Should big model startups "burn money" or make money? It seems to be a common practice for many big model manufacturers to "burn money" first to make a name for themselves, then find market applications or seek further financing. But this also carries certain risks. Previously, AI startup Stability AI was reported to be in financial trouble due to insufficient revenue and inability to secure new funding. OpenAI also periodically reports losses and the need for further financing.

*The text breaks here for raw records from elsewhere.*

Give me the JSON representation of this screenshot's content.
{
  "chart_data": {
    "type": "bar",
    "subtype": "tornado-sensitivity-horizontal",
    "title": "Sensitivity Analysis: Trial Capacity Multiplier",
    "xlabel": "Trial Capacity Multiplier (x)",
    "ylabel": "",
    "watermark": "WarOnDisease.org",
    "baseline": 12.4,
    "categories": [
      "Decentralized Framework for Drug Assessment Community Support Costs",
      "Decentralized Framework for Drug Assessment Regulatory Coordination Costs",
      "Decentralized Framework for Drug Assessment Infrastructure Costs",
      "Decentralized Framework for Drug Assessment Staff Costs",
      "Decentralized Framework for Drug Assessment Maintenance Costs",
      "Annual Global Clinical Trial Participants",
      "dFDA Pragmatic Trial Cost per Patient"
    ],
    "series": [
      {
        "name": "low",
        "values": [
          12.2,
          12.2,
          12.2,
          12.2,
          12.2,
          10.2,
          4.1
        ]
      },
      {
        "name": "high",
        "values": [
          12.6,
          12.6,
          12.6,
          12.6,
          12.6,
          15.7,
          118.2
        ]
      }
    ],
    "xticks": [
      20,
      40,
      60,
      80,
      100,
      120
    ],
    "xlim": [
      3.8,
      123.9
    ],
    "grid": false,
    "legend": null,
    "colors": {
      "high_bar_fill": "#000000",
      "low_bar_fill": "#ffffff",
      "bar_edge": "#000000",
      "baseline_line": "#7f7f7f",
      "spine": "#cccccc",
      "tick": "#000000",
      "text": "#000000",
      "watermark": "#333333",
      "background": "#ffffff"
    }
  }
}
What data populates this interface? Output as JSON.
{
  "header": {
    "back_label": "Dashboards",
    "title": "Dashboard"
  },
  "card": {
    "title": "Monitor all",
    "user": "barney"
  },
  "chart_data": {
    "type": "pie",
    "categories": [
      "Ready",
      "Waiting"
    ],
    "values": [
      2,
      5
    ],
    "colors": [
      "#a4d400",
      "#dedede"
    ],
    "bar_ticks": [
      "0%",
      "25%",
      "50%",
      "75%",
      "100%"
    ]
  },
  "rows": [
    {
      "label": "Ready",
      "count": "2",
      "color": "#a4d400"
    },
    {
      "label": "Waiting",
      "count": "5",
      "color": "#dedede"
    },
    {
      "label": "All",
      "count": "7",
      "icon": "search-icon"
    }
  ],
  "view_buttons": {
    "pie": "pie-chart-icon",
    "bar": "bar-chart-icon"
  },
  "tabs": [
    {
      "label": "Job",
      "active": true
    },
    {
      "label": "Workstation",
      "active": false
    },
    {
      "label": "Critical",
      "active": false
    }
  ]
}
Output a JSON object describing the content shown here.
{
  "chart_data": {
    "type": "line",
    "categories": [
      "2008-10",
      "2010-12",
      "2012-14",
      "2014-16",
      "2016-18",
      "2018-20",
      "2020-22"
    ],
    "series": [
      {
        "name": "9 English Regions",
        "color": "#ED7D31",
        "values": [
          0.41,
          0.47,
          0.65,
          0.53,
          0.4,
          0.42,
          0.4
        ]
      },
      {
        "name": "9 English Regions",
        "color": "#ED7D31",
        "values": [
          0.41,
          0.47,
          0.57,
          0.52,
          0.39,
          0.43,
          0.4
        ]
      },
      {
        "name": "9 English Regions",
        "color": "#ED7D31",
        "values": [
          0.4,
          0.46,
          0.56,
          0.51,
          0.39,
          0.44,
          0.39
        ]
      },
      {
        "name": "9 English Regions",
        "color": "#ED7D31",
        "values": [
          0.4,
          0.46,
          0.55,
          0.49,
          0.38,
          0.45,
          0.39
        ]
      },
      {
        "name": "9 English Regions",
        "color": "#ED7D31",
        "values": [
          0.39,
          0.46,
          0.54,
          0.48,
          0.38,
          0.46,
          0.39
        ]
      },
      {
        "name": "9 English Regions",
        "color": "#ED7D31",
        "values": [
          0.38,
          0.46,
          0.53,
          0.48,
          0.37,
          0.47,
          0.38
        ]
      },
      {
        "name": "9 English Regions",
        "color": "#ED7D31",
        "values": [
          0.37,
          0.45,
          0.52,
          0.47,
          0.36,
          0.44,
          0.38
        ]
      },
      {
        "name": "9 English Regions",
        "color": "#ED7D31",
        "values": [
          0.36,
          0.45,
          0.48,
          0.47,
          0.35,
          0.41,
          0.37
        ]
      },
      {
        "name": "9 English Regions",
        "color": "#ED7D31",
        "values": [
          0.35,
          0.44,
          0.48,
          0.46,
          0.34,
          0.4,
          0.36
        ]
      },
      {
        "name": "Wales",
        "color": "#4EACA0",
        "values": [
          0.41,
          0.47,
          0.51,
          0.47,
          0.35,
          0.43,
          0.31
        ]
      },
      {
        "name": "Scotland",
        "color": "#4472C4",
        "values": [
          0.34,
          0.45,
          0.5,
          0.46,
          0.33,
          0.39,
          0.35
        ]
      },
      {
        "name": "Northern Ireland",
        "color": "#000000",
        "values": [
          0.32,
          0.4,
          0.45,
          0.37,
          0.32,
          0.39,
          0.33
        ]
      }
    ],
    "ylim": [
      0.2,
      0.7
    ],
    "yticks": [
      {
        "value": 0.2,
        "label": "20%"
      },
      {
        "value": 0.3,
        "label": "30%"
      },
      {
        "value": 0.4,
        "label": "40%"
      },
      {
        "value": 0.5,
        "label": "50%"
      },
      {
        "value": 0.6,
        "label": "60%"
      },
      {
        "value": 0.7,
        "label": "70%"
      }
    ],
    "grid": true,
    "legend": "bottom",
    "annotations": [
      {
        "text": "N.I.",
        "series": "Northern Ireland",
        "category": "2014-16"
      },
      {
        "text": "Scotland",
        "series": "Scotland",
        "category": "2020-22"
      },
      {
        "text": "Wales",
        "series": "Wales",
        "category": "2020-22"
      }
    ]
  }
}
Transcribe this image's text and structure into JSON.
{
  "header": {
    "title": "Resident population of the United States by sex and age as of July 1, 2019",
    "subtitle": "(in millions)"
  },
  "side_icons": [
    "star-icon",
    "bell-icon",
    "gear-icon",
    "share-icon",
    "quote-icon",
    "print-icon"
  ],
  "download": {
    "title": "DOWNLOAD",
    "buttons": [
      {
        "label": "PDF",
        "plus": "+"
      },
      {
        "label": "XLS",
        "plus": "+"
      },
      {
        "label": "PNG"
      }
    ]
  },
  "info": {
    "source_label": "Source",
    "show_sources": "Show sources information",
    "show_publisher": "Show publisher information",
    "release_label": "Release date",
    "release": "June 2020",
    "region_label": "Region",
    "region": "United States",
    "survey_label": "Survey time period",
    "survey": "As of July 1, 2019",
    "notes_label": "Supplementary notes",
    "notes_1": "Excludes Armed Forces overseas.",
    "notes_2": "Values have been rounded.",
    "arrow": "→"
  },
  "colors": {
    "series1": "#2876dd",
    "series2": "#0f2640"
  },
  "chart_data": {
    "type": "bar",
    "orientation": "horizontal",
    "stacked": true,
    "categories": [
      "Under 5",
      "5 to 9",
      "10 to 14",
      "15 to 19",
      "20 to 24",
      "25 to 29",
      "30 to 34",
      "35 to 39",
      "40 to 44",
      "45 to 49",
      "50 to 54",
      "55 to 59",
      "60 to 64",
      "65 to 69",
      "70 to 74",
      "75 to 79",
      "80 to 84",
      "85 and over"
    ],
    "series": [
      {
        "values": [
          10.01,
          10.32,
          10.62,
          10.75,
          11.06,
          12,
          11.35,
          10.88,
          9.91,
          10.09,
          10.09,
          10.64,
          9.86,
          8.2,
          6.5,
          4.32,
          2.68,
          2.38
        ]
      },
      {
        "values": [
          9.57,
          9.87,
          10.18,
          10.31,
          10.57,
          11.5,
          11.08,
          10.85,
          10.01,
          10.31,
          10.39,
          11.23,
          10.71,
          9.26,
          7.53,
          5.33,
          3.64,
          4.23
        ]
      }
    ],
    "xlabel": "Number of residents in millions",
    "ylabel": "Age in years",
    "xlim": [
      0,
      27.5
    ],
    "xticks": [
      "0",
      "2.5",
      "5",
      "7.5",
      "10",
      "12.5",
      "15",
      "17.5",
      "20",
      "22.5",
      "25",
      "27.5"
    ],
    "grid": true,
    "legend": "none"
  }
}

Alex Smola does not agree with the approach of relying solely on fundraising. "You can raise funds or make money yourself. If you make money, it's safer," Alex Smola told reporters. "You can also (raise funds) to become very large, very conspicuous, 'burn very brightly,' and then collapse. Like Stability, they were very famous and dazzling for a few years, with a lot of money, and I think they didn't focus much on revenue. If they had focused on revenue earlier, the situation might be different now."
Alex Smola told reporters that becoming very famous and waiting for acquisition is one path for startups, but it's a high-risk value proposition, and it's a bit strange to start a business just to be acquired. If a company cares about revenue and customers, the market will provide feedback on the company's products, helping the company to optimize its products.
In the current climate where big model startups are still hot and investment institutions are still interested in startup projects, startups including Boson AI are making choices about whether to maintain this balance of income and expenditure or to secure more financing and go all out. Li Mu mentioned in an article that the company might have been able to "have a billion in cash on hand" if it had continued to raise funds, but at the time, considering that too much financing would be difficult to exit or be "put on a pedestal," they did not do so. Now, thinking back, "starting a business is about defying fate, what retreat?" Alex Smola remains cautious to this day.Perhaps because I am older than some other founders, I pay more attention to overall finances and risks. I worked at Amazon for 7 years, which may have taught me some things to be mindful of. Li Mu is a bit younger than me, and he might be more inclined to take risks, while I might be more conservative, but we have a good working relationship. Alex Smola stated that, looking back, he should have started his own business two years earlier, but fortunately, he did not continue to wait. The company's business model is not perfect yet, but it has become "interesting." Beyond custom models, there may be other possibilities in the future.